Да ладно тебе, Элла, со мной-то зачем этот тон. Мы же как-то разок перепихнулись — помнишь, на лестнице? — когда Алек отрубился на кухне.
— А, Элла, привет. Ну, давай, говори, — сказал я и приготовился к худшему.
— Алек в тюрьме, в Брикстоне. Дело послали на доследование. К этому уже давно шло. Он просил, чтобы я тебе передала.
Плохая новость? Плохая? Да известие— просто зашибись. И прежде чем хитрая мордочка Селины опять смогла узурпировать мой внутренний взор, я ощутил прилив чистейшей, невиннейшей радости, что мой самый близкий, самый старый друг попал в такую серьезную передрягу. Ведь так приятно, когда равный тебе низвергается. Знакомое ощущение? Правда же, просто восторг. И не стыдитесь, если есть возможность не стыдиться. Теперь Алек никуда не денется, не сбежит, не исчезнет, не вырвется на свободу. Не взлетит туда, к ним. А должен будет остаться здесь, со мной. Даже еще ниже, гораздо ниже.
Предстоящее рандеву занимало одну из верхних позиций в списке моих страхов. С чего бы это? Как может перспектива тихого мирного ленча с красивой и умной девушкой в не самом худшем ресторане вызывать неподдельный ужас? Вопрос на пять баллов. (Перед прошлыми встречами с ней у меня тоже поджилки тряслись, правда ведь. Правда.) Но в итоге эффект был самый что ни на есть умиротворяющий. Только умиротворившись, понимаешь, насколько это было необходимо — умиротвориться. Я сходил с ума. Я просто умирал. Вот чем я занимался — умирал.

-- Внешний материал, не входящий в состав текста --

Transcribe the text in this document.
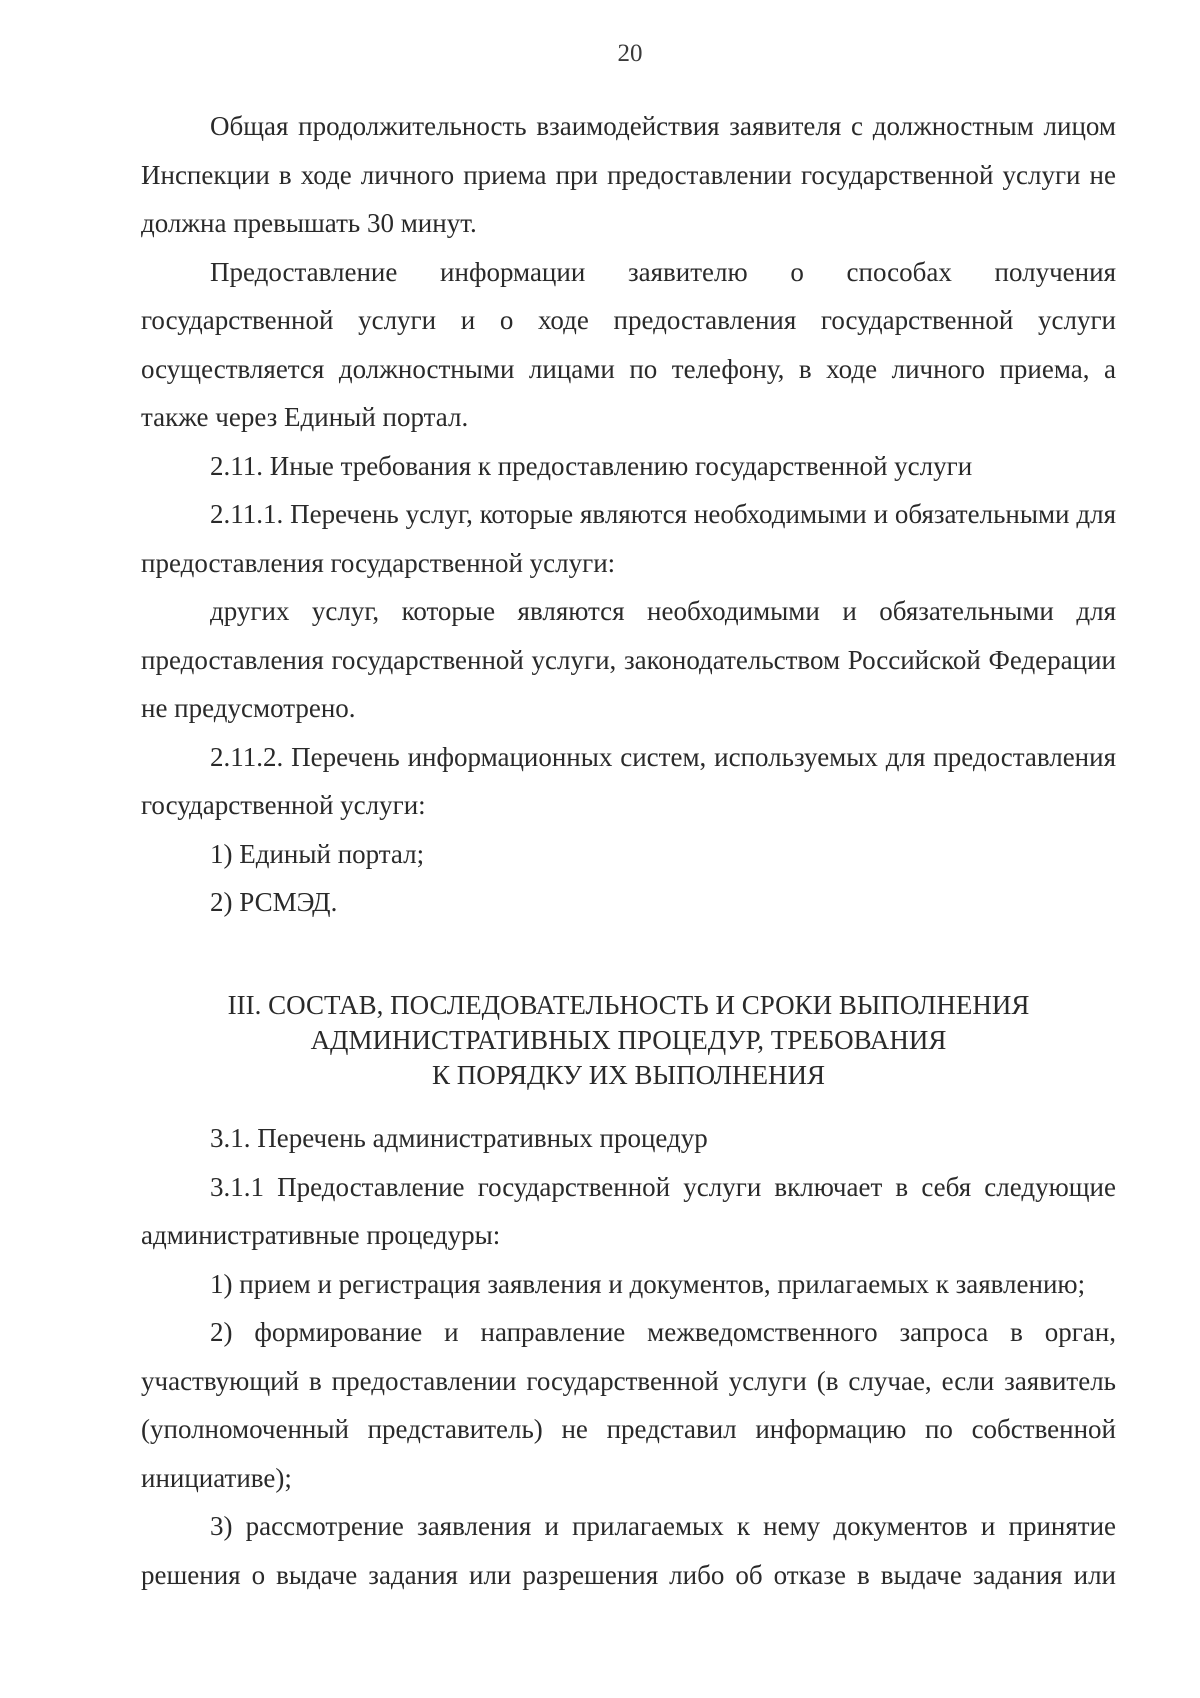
20

Общая продолжительность взаимодействия заявителя с должностным лицом Инспекции в ходе личного приема при предоставлении государственной услуги не должна превышать 30 минут.

Предоставление информации заявителю о способах получения государственной услуги и о ходе предоставления государственной услуги осуществляется должностными лицами по телефону, в ходе личного приема, а также через Единый портал.

2.11. Иные требования к предоставлению государственной услуги

2.11.1. Перечень услуг, которые являются необходимыми и обязательными для предоставления государственной услуги:

других услуг, которые являются необходимыми и обязательными для предоставления государственной услуги, законодательством Российской Федерации не предусмотрено.

2.11.2. Перечень информационных систем, используемых для предоставления государственной услуги:

1) Единый портал;

2) РСМЭД.

III. СОСТАВ, ПОСЛЕДОВАТЕЛЬНОСТЬ И СРОКИ ВЫПОЛНЕНИЯ
АДМИНИСТРАТИВНЫХ ПРОЦЕДУР, ТРЕБОВАНИЯ
К ПОРЯДКУ ИХ ВЫПОЛНЕНИЯ

3.1. Перечень административных процедур

3.1.1 Предоставление государственной услуги включает в себя следующие административные процедуры:

1) прием и регистрация заявления и документов, прилагаемых к заявлению;

2) формирование и направление межведомственного запроса в орган, участвующий в предоставлении государственной услуги (в случае, если заявитель (уполномоченный представитель) не представил информацию по собственной инициативе);

3) рассмотрение заявления и прилагаемых к нему документов и принятие решения о выдаче задания или разрешения либо об отказе в выдаче задания или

Прежде чем говорить о выпавшем из моей памяти званом обеде, мы говорили, не побоюсь этого слова, об эстетике. Точнее, Мартина говорила. Эстетика — та тема, которую я раньше обсуждал разве что с моим зубным техником, миссис Макгилкрист (например: «если для эстетики, придется раскошелиться на коронку»), или иногда с каким-нибудь сбрендившим осветителем-оператором, который заимел свою точку зрения на эстетику крупного плана «рампбургера», наплыва на «херши-кингсайз», наезда на «запараму». Мартина же говорила об эстетике в более общем ключе. Она говорила о восприятии, о представлении, об истине. Она говорила об уязвимости человека, который не знает, что за ним наблюдают, — о разнице между портретом и набросанным втихомолку этюдом. Ближайшая литературная аналогия — отличие повествователя, осознающего себя как повествователь, от повествователя поневоле. Почему нас так трогает беззащитность любимого человека, когда он (она) не знает, что мы на них смотрим? Почему задвинутая в угол пара туфель вышибает слезу? А любимый/любимая, когда спит? Может, мертвое тело любимого человека выражает весь пафос этого отсутствия, беспомощность незнания о слежке... Актерам за то и платят, чтобы притворялись, будто не осознают этой слежки, но они, конечно же, полагаются на сговор со зрителем, и это почти всегда срабатывает. А некоторым и платить не надо (подумал я), некоторые актерствуют чисто из любви к искусству — вот с них лучше бы глаз не спускать.
Я сидел, подавшись вперед, на самом краешке стула. Удержать нить ее рассуждений мне удавалось от силы несколько секунд, пока не вмешивалось отчасти лестное ощущение усилия— или осознание, что слежу за собой, — и мысли разбегались куда попало. Я ощущал сильное напряжение. Насколько сильное? Бывает и сильнее... Заведение— преимущественно деревянное и выскобленное добела, ну вылитое швейцарское шале — располагалось неподалеку от Банк-стрит, в Вест-виллидж. Точка, повторяю, не самая худшая, трезвого образа жизни, упаси Господи, не проповедует— но внушала подозрения о диетическом питании, о макробиотике, о долголетии. Пара официантов, точнее официант и официантка, обслуживали деревянные кабинки. Ганзель — туда, Гретель — сюда. При взгляде на них меня пробирала дрожь. Не официанты, а медперсонал. Не еду разносили они, а лекарство, эликсир. И жратва самая что ни на есть здоровая — не то что это дерьмо на окраинах. Очень хотелось чего покрепче, но приходилось поддерживать жизнь супницами белого вина, точнее их частой сменой. Мартина ограничилась чаем и держала чашку обеими руками, как девушкам и положено, широко разведя пальцы, впитывая тепло. Когда ела, она опускала голову к каждой вилке, не сводя с меня глаз — круглых, черных, ясных.
— Может, пьяные так же, — сказал я. — Ну, не знают, что на них смотрят. Вообще ничего не знают. Я-то точно ничего.